Prepping Your Garden in Spring for Summer Bounty
By John Voket
Fort Lauderdale, Fl - In this final segment of our three-part series, we turn to homeowners or renters who think they don't have the space to grow anything for their dinner table.
Our sources at the Missouri Botanical Garden (missouribotanicalgarden.org) say vegetables are very adaptable to growing in containers, if given a few basic requirements: full sun, a well-drained soil with organic matter, and consistent watering.
The experts at the botanical garden suggest anyone new to vegetable gardening should start out with just a few containers to best ensure success their first season. Asian greens (like Tatsoi) or mustards (like Red Giant) grow well in containers. Other greens, such as arugula, which can be started indoors under lights at the end of winter, are good choices, as well.
Outdoors, sow as soon as the soil is workable. Kale and collard greens can extend your harvest into summer and fall, so that you will always have greens available.
How about tomatoes? The experts at the botanical garden say tomatoes grown in containers are ideal for homeowners or renters who don't have many sunny locations to spare. If you don't have room to rotate your tomato plants, place them in a pot with fresh potting mix. Try a determinate variety (like Celebrity or Rutgers) for a smaller-growing plant. You will still need to stake or cage it, but you won't need to prune it as much.

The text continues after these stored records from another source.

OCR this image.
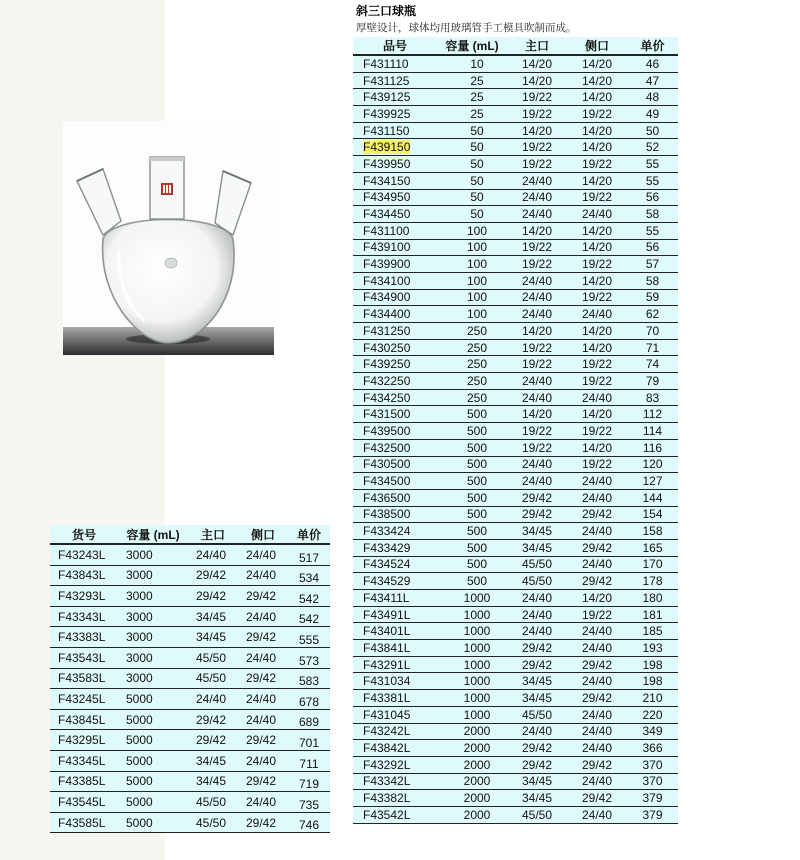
斜三口球瓶
厚壁设计，球体均用玻璃管手工模具吹制而成。
品号	容量 (mL)	主口	侧口	单价
F431110	10	14/20	14/20	46
F431125	25	14/20	14/20	47
F439125	25	19/22	14/20	48
F439925	25	19/22	19/22	49
F431150	50	14/20	14/20	50
F439150	50	19/22	14/20	52
F439950	50	19/22	19/22	55
F434150	50	24/40	14/20	55
F434950	50	24/40	19/22	56
F434450	50	24/40	24/40	58
F431100	100	14/20	14/20	55
F439100	100	19/22	14/20	56
F439900	100	19/22	19/22	57
F434100	100	24/40	14/20	58
F434900	100	24/40	19/22	59
F434400	100	24/40	24/40	62
F431250	250	14/20	14/20	70
F430250	250	19/22	14/20	71
F439250	250	19/22	19/22	74
F432250	250	24/40	19/22	79
F434250	250	24/40	24/40	83
F431500	500	14/20	14/20	112
F439500	500	19/22	19/22	114
F432500	500	19/22	14/20	116
F430500	500	24/40	19/22	120
F434500	500	24/40	24/40	127
F436500	500	29/42	24/40	144
F438500	500	29/42	29/42	154
F433424	500	34/45	24/40	158
F433429	500	34/45	29/42	165
F434524	500	45/50	24/40	170
F434529	500	45/50	29/42	178
F43411L	1000	24/40	14/20	180
F43491L	1000	24/40	19/22	181
F43401L	1000	24/40	24/40	185
F43841L	1000	29/42	24/40	193
F43291L	1000	29/42	29/42	198
F431034	1000	34/45	24/40	198
F43381L	1000	34/45	29/42	210
F431045	1000	45/50	24/40	220
F43242L	2000	24/40	24/40	349
F43842L	2000	29/42	24/40	366
F43292L	2000	29/42	29/42	370
F43342L	2000	34/45	24/40	370
F43382L	2000	34/45	29/42	379
F43542L	2000	45/50	24/40	379
货号	容量 (mL)	主口	侧口	单价
F43243L	3000	24/40	24/40	517
F43843L	3000	29/42	24/40	534
F43293L	3000	29/42	29/42	542
F43343L	3000	34/45	24/40	542
F43383L	3000	34/45	29/42	555
F43543L	3000	45/50	24/40	573
F43583L	3000	45/50	29/42	583
F43245L	5000	24/40	24/40	678
F43845L	5000	29/42	24/40	689
F43295L	5000	29/42	29/42	701
F43345L	5000	34/45	24/40	711
F43385L	5000	34/45	29/42	719
F43545L	5000	45/50	24/40	735
F43585L	5000	45/50	29/42	746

Courting a total fear of failure, the experts at Burpee seed company recommend beginning with herbs. They are easy, especially if you begin with transplants, and will add a fresh-grown taste to almost any meal. Just remember to give them the conditions they prefer. All herbs need full sun, but some, such as rosemary, prefer drier soil and fewer nutrients; basil needs more fertilizer and watering.